The charity is keen to counter the perception that the donation process is lengthy and painful, although it is not as simple as blood donation.
In around 80 per cent of cases, PBSC (peripheral blood stem cell collection) is used. Donors are given a series of injections in the days leading up to donation – which they can receive wherever is convenient – to stimulate the production of stem cells.
On the day, donors spend around four or five hours hooked up to a blood filtering machine. A line from one arm removes blood and puts it through the machine, which extracts the parts of the blood needed for donation. The blood then returns to the body through a line in the other arm.
Victoria says patients tend to complain that the process is “boring”, rather than painful.
She says: “People say the worst is mild flu-like symptoms from the injections. But generally, they can go back to work the next day.”
The other option, which may be chosen by the patient’s consultation depending on their needs, involves a general anaesthetic, a 30-minute operation and an overnight stay in hospital.
In this case, a needle is used to extract bone marrow directly from the pelvis.

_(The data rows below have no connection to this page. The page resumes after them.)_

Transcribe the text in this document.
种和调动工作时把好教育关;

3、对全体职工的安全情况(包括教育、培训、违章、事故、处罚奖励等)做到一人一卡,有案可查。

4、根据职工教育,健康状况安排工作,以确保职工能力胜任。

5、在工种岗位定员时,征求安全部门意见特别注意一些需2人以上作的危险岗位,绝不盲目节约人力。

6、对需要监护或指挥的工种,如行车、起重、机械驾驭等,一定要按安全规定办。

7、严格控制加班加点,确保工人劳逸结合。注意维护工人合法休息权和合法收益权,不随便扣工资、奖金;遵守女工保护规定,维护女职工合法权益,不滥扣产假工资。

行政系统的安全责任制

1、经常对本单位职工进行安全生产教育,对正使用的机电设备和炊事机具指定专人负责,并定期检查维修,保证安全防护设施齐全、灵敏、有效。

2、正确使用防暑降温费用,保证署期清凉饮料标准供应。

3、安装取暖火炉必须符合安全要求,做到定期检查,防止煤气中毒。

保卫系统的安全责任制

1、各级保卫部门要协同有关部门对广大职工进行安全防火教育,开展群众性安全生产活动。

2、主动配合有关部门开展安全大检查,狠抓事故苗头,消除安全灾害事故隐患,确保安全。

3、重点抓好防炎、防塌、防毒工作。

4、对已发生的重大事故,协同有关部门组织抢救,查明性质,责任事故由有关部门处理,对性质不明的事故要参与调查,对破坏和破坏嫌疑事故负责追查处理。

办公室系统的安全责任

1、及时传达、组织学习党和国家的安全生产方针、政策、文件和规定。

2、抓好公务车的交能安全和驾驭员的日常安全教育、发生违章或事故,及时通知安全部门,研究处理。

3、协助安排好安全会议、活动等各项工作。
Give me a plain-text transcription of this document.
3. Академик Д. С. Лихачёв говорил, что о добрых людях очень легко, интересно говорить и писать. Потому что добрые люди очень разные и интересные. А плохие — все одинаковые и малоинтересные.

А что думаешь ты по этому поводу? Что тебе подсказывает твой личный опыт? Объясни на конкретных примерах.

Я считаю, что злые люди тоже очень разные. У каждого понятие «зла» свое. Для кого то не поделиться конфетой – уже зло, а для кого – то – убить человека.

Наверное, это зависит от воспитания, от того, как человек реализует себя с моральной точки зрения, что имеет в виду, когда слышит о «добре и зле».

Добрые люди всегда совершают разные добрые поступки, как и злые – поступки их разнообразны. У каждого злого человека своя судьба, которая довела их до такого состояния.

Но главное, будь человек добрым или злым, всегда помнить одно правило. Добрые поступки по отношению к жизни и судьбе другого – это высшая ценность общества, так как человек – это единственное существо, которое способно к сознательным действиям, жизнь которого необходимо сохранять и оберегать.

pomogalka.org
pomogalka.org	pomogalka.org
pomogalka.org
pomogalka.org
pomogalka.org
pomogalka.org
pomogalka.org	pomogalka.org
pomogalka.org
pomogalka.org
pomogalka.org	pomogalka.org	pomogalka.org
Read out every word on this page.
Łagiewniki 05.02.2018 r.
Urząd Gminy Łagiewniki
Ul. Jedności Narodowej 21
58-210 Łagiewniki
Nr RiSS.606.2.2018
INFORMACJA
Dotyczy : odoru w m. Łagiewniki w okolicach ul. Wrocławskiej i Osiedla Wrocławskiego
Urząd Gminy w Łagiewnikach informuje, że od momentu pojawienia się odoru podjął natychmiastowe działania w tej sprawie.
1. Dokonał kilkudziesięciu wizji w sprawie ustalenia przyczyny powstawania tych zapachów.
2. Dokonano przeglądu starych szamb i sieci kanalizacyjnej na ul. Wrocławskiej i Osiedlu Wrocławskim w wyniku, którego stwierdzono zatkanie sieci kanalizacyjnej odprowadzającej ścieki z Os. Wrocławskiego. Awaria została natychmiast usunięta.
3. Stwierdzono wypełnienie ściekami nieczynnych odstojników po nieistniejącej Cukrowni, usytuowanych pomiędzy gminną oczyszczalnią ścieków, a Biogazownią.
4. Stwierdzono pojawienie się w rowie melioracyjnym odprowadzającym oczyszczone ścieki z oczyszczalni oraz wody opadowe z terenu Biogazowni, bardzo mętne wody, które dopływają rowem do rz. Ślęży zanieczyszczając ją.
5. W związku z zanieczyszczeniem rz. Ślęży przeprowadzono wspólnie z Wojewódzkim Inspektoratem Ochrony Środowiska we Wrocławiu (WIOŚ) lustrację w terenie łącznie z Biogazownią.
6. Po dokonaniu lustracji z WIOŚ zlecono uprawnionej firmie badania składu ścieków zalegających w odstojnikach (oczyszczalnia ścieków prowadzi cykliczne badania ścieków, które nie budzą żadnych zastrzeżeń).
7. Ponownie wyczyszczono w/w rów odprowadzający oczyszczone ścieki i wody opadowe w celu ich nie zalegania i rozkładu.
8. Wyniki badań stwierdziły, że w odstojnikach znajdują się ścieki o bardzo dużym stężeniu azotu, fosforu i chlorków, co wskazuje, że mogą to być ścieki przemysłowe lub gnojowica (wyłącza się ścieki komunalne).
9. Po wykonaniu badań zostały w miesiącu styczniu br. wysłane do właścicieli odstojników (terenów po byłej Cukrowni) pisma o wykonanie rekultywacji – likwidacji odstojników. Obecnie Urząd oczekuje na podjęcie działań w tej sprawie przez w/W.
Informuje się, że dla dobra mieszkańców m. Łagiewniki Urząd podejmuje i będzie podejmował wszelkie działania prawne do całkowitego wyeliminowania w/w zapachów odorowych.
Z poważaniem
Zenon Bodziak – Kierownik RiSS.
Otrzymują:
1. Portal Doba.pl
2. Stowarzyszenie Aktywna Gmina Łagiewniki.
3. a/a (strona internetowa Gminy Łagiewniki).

Those donating through this method may need up to a week and a half off work, although most people return to work sooner.
The charity emphasises that it will reimburse donors for any time taken off work if the cost is not covered by their company. “We don’t want there to be any barriers,” Victoria says.
While the donation process is undeniably more complex than blood donation, the charity says the potential commitment is worth it.
Victoria says: “The important thing about joining the register is that you could save someone’s life. A transplant is usually the last hope of survival for someone with blood cancer for whom chemotherapy hasn’t worked.
“Young men are more likely to be asked, so we’re particularly urging them to join because they’re the group who could help us to save even more lives. Just half the people who need a transplant actually get one, so the impact that you could have on someone’s life is huge – you can’t really do more for someone than save their life.”
To find out more and join the register, visit anthonynolan.org
Olly Rofix, 25, Woodbridge, Suffolk
Olly was diagnosed with cancer (acute lymphoblastic leukaemia) in September 2005. This developed into acute myeloid leukaemia in November 2005 followed by a form of leukaemia so rare, it didn’t have a name. He had a stem cell transplant in March 2006.
He says: “The consultants weren’t sure how to treat this rare form of leukaemia, but by Christmas 2005 they decided a stem cell transplant was probably the best option. Because they weren’t 100 per cent certain they left the final decision to me. My parents were obviously very worried and concerned, but I had a rather blasé attitude towards the whole thing – I thought a stem cell transplant could only be a good thing.
“My brother was tested but he wasn’t a match for me. Then the first search on the register didn’t find a donor so there was a lot of worry about whether they’d find one at all. But I was lucky, in the end they found two possible matches. I had the transplant in March 2006, two days after my 21st birthday. It wasn’t nice but what a brilliant present.
“I was in hospital for seven weeks after the transplant and then, with the exception of an infection, recovered really well. Four years on and I can’t believe how well I’m going – since coming out of hospital, every day has been fantastically good, I feel like I’m sailing through it now.
“My donor and I had exchanged letters and Christmas cards and we met earlier this year. I was really keen to meet him. I’d absolutely no idea what to say to him though. What do you say? ‘Thank you’ sounds a little bit lame. He saved my life, I’ll never be able to repay that.
“I’d encourage everyone to join the register. To put yourself forward for the stem cell register is an absolutely incredible thing to do. Without people like my donor, people like me would be long gone.”